C’est une structure basée sur un balancement perpétuel entre les points de vue des deux personnages. Une telle construction établit comme une sorte de jeu mental avec le spectateur qui cherche constamment les similitudes et les différences entre les deux récits.

Exactement. De plus, une situation vue par le spectateur, et qui ensuite se répète, subit quelques modifications. Que ce soit du point de vue de l’information narrative, de la grammaire cinématographique. Il y a des différences. Le travail de la mémoire sur des situations que le spectateur a déjà perçues m’a paru très intéressant.

Vos films accordent une grande importance à la nature, aux éléments naturels. A tel point que lorsque la ville se manifeste dans Les Amants du cercle polaire, celle-ci est perçue comme une manifestation quasi surnaturelle.

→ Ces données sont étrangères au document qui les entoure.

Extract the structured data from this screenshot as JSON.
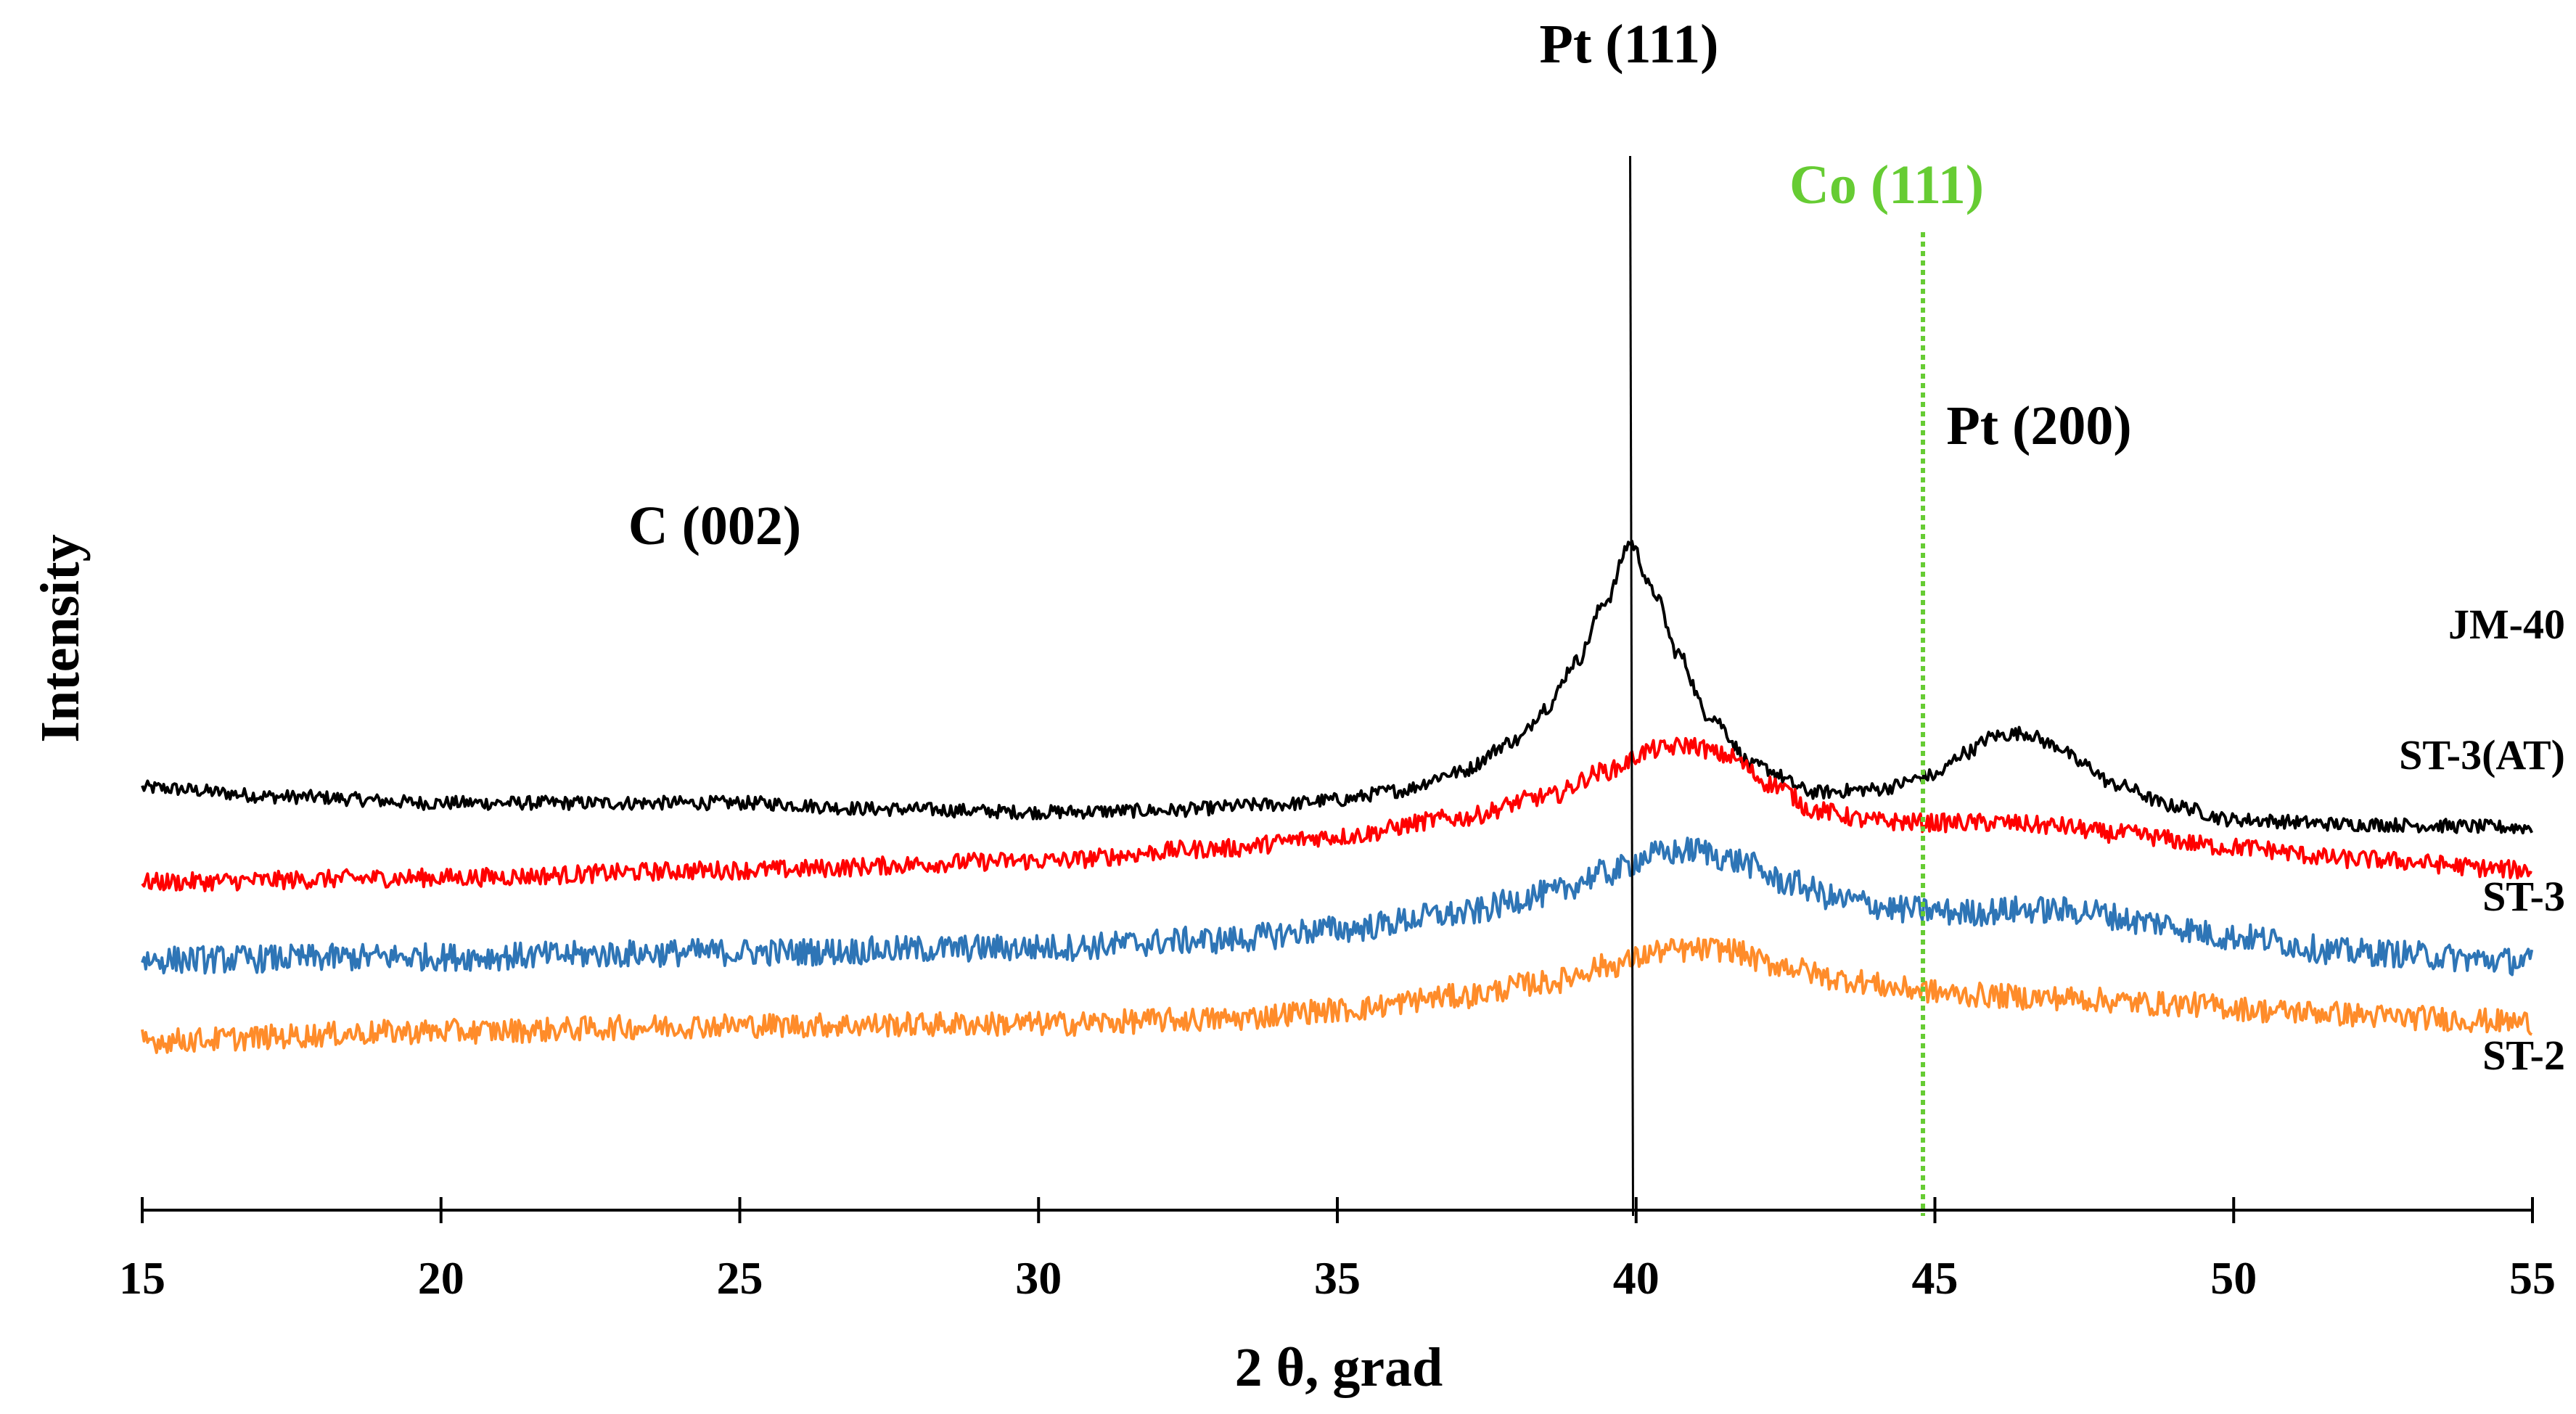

La séquence de la Plaza Mayor (Madrid) permettait de montrer que les deux amants entrent enfin dans « le monde ». Quant à la nature, je ne sais pas à quoi c’est dû. C’est une tendance que j’ai. Peut-être est-ce pour exprimer les pulsions primaires, instinctives de mes personnages, qui sont ainsi situés en dehors de lieux empreints, peut-être, d’autres références.

Ce film est votre troisième collaboration avec l’acteur Nancho Novo (qui interprète le personnage d’Alvaro, le père d’Otto). Pourriez-vous nous parler de vos relations avec lui ?

L’Ecureuil rouge (1993) était son premier film. Il manquait donc de confiance en lui, d’autant plus qu’il jouait avec des acteurs très expérimentés, tels Emma Suarez. On a alors beaucoup répété. Mais c’est un acteur qui « grandit » de plus en plus, il économise de plus en plus son jeu. Je ne sais pas, il y a quelque chose en lui, il me rappelle un peu mon frère. Il est comme un autre moi, je ressens quelque chose en lui de familier et cela me plaît.

Vous entretenez également des relations de fidélité avec le compositeur Alberto Iglesias, qui a écrit la musique de tous vos films.

Lui, c’est un véritable frère. En parlant de frère, le personnage de l’Ecureuil rouge s’appelle Alberto, mon frère également, et, bien sûr, il y a Alberto Iglesias. C’est un ami, un très bon ami. A Saint-Sébastien, il composait déjà la musique de mes courts métrages. Lorsque j’écris l’histoire, je la lui raconte, en même temps, comme à un ami. Il me fait des commentaires, nous en parlons. Ensuite, il assiste au tournage. Nous parlons de la musique mais il ne compose pas encore. Exception faite de Tierra où il avait apporté sur le tournage ce son « d’angoisse », ce bruit cosmique qu’on écoutait chaque jour. Normalement, ce n’est qu’avec une première version du montage qu’il commence à travailler, car c’est là que le film commence à être construit du point de vue dramatique. Avec sa musique, il réussit souvent à me séduire, à m’indiquer des associations que je n’avais pas prévues. C’est fascinant.